There is another excellent method of strengthening this important connection between the ideas of crime and punishment; that is, to make the punishment as analogous as possible to the nature of the crime, in order that the punishment may lead the mind to consider the crime in a different point of view from that in which it was placed by the flattering idea of promised advantages.
Crimes of less importance are commonly punished either in the obscurity
of a prison, or the criminal is transported, to give by his slavery
an example to societies which he never offended; an example absolutely
useless, because distant from the place where the crime was committed.
Men do not, in general, commit great crimes deliberately, but rather in
a sudden gust of passion; and they commonly look on the punishment due
to a great crime as remote and improbable. The public punishment, therefore,
of small crimes will make a greater impression, and, by deterring men from
the smaller, will effectually prevent the greater.
Every lawful distinction, either in honours or riches, supposes previous equality, founded on the laws, on which all the members of society are considered as being equally dependent. We should suppose that men, in renouncing their natural despotism, said, The wisest and most industrious among us should obtain the greatest honours, and his dignity shall descend to his posterity. The fortunate and happy may hope for greater honours, but let him not therefore be less afraid than others of violating those conditions on which he is exalted. It is true indeed that no such degrees were ever made in a general diet of mankind, but they exist in the invariable relations of things; nor do they destroy the advantages which are supposed to be produced by the class of nobles, but prevent the inconveniences; and they make the laws respectable, by destroying all hopes of impunity.
It may be objected, that the same punishment inflicted on a nobleman
and a plebeian becomes really different from the difference of their education,
and from the infamy it reflects on an illustrious family: but I answer,
that punishments are to be estimated, not by the sensibility of the criminal,
but by the injury done to society, which injury is augmented by the high
rank of the offender. The precise equality of a punishment can never be
more than external, as it is in proportion to the degree of sensibility
which differs in every individual. The infamy of an innocent family may
be easily obliterated by some public demonstration of favour from the sovereign,
and forms have always more influence than reason on the gazing multitude.
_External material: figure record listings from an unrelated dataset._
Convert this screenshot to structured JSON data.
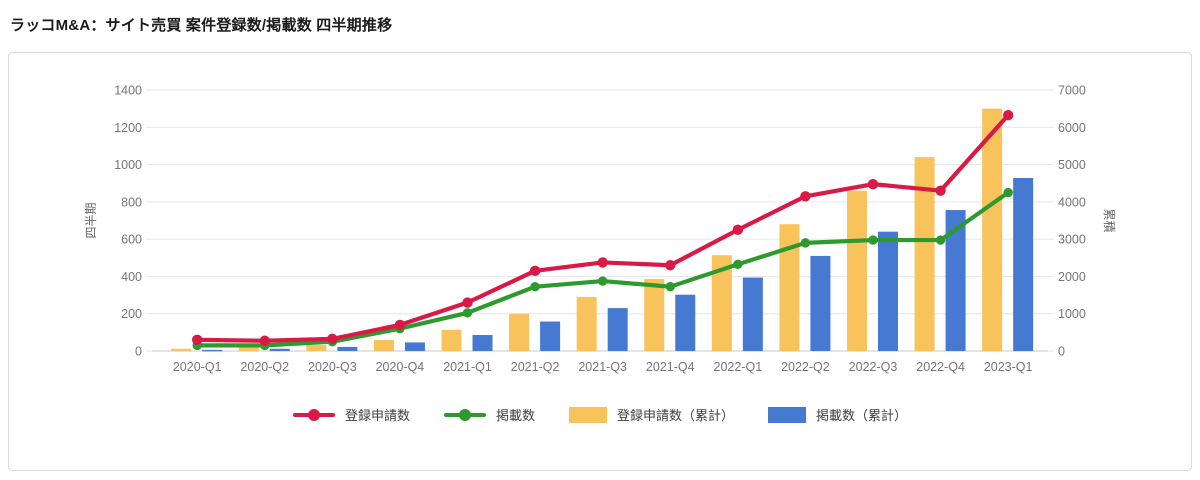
{
  "page": {
    "title": "ラッコM&A：サイト売買 案件登録数/掲載数 四半期推移"
  },
  "colors": {
    "registrations_line": "#d91a47",
    "listings_line": "#2e9a2e",
    "registrations_cumulative_bar": "#f9c35b",
    "listings_cumulative_bar": "#4679d2",
    "gridline": "#e6e6e6",
    "axis_line": "#c9c9c9",
    "tick_text": "#757575",
    "axis_title_text": "#666666"
  },
  "chart_data": {
    "type": "combo-bar-line",
    "title": "ラッコM&A：サイト売買 案件登録数/掲載数 四半期推移",
    "categories": [
      "2020-Q1",
      "2020-Q2",
      "2020-Q3",
      "2020-Q4",
      "2021-Q1",
      "2021-Q2",
      "2021-Q3",
      "2021-Q4",
      "2022-Q1",
      "2022-Q2",
      "2022-Q3",
      "2022-Q4",
      "2023-Q1"
    ],
    "series": [
      {
        "name": "登録申請数",
        "kind": "line",
        "axis": "left",
        "color": "#d91a47",
        "key": "registrations-line",
        "values": [
          60,
          55,
          65,
          140,
          260,
          430,
          475,
          460,
          650,
          830,
          895,
          860,
          1265
        ]
      },
      {
        "name": "掲載数",
        "kind": "line",
        "axis": "left",
        "color": "#2e9a2e",
        "key": "listings-line",
        "values": [
          30,
          30,
          50,
          120,
          205,
          345,
          375,
          345,
          465,
          580,
          595,
          595,
          850
        ]
      },
      {
        "name": "登録申請数（累計）",
        "kind": "bar",
        "axis": "right",
        "color": "#f9c35b",
        "key": "registrations-cumulative-bar",
        "values": [
          60,
          100,
          160,
          295,
          570,
          1000,
          1450,
          1930,
          2570,
          3400,
          4300,
          5200,
          6500
        ]
      },
      {
        "name": "掲載数（累計）",
        "kind": "bar",
        "axis": "right",
        "color": "#4679d2",
        "key": "listings-cumulative-bar",
        "values": [
          30,
          60,
          110,
          230,
          430,
          790,
          1150,
          1510,
          1970,
          2550,
          3200,
          3780,
          4640
        ]
      }
    ],
    "left_axis": {
      "label": "四半期",
      "min": 0,
      "max": 1400,
      "ticks": [
        0,
        200,
        400,
        600,
        800,
        1000,
        1200,
        1400
      ]
    },
    "right_axis": {
      "label": "累積",
      "min": 0,
      "max": 7000,
      "ticks": [
        0,
        1000,
        2000,
        3000,
        4000,
        5000,
        6000,
        7000
      ]
    },
    "grid": true,
    "legend_position": "bottom"
  }
}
When robbery is attended with violence, corporal punishment should be added to slavery. Many writers have shown the evident disorder which must arise from not distinguishing the punishment due to robbery with violence, and that due to theft or robbery committed with dexterity, absurdly making a sum of money equivalent to a man's life. But it can never be superfluous to repeat, again and again, those truths of which mankind have not profited; for political machines preserve their motion much longer than others, and receive a new impulse with more difficulty. These crimes are in their nature absolutely different, and this axiom is as certain in politics as in mathematics, that between qualities of different natures there can be no similitude.